It’s over. As the evening started on Thursday (May 15), the Military Police of the State of Pernambuco, in Brazil decided to finish a strike that had lasted the whole day. Looting, depredations, disorder and murder all happened during the strike. Stores closed, people went home. “Arrastoes” (“draggings,” where large groups of people set off to plunder) were common, cars were set on fire — perhaps to make sure that the firemen were also on strike (they were).
As I left home here in Pernambuco’s capital, Recife, the prevailing sensation was that nothing had changed. Pernambuco is one of the most violent states in the country, and Recife is the 39th most dangerous city in the world, with 36.82 homicides per 100,000 people. When the police function normally, we are in constant peril. Without them, was it actually more dangerous or had little changed?

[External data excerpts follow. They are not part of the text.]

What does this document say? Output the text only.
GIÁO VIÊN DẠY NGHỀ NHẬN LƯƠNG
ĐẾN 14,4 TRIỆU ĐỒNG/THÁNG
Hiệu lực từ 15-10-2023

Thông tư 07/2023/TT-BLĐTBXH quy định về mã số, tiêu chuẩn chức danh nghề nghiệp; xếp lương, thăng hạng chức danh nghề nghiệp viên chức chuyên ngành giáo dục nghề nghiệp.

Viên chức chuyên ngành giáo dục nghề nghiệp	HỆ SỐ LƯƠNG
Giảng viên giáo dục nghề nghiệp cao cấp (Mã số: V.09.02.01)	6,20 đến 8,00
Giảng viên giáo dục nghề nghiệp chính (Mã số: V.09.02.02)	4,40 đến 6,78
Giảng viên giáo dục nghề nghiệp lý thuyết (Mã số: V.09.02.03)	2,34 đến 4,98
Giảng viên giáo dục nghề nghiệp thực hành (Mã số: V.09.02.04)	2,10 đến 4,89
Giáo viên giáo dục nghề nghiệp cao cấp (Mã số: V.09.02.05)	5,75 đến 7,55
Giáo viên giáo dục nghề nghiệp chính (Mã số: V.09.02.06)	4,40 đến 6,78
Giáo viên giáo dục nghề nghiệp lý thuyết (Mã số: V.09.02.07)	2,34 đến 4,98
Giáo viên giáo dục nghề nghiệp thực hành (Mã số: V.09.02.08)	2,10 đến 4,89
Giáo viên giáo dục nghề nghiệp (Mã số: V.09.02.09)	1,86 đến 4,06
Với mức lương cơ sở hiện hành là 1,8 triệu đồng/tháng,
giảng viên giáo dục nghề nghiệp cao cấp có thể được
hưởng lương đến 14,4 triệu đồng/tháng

What actually changed was people’s perceptions. They thought no one could be punished for crimes anymore. People took the streets and plundered. Big retail stores moved their merchandise and were able to protect themselves, but many small businesses lost everything. The situation seemed to have gotten out of control, but government decided to exercise its monopoly of violence radically and put army tanks on the streets. I imagine they hoped to blast some people who were getting away with stolen TV sets — the World Cup is less than a month away, TVs are valuable right now.
But the perception that there weren’t any police was much stronger than reality: The truth is that Pernambuco never actually has a police force. When it does, it’s seen as a threat, not as protection, by 80% of the population. In our everyday lives, we hardly ever feel protected by the police and nothing had changed in that regard on Thursday. If, on any given day, people decided to do the same they did then, they would be able to and would go unpunished. They just haven’t realized their power yet, but the police are nothing but a small group of people, incapable of dealing with a much larger number of people who are not willing to obey them.
The fact that the police stopped working and everything came crashing down so quickly was supposed to show us how essential the police really are, but the message seems to be the very opposite. In Recife, 1,416 people died in 2013 — almost 4 each day. On the 15th, when anomy and anormality supposedly reigned, there were 7 deaths. The police strike should make stop and think for a moment that, ultimately, the Military Police are an exercise in futility, an institution that survives on stated purpose rather than results.
Order only survives when people believe it will survive; if people believe that it is government’s enforcement branch that keeps order, this order will only subsist while government does. Thus, order is not sustained by force, but by culture — and the same goes for rulers. If people, collectively, stop thinking that the police are needed, there will be order and freedom without looting, depredation or deaths. Power is just a public fiction, something that does exist, but which can disappear with a simple change in public opinion.
Ayn Rand would say that power only exists by the sanction of the victim. La Boétie asks us which power our rulers have, if not those we give them. David Hume concludes that power is sustained by little more than opinion; while Gramsci knows that any order is created and maintained by a cultural system that legitimizes it. And, as Lord Varys puts it, on Game of Thrones, “Power resides where men believe it resides.”
On Thursday, people took the power they always had and used it for evil. And, by the end of the day, they decided to hand it over to the police, that announced the end of their strike — but if the people didn’t want to hand power back over, what could the police do? When cops announce their next strike, maybe the people will realize they don’t really need them and will keep on living normally. Because order exists where people believe it exists.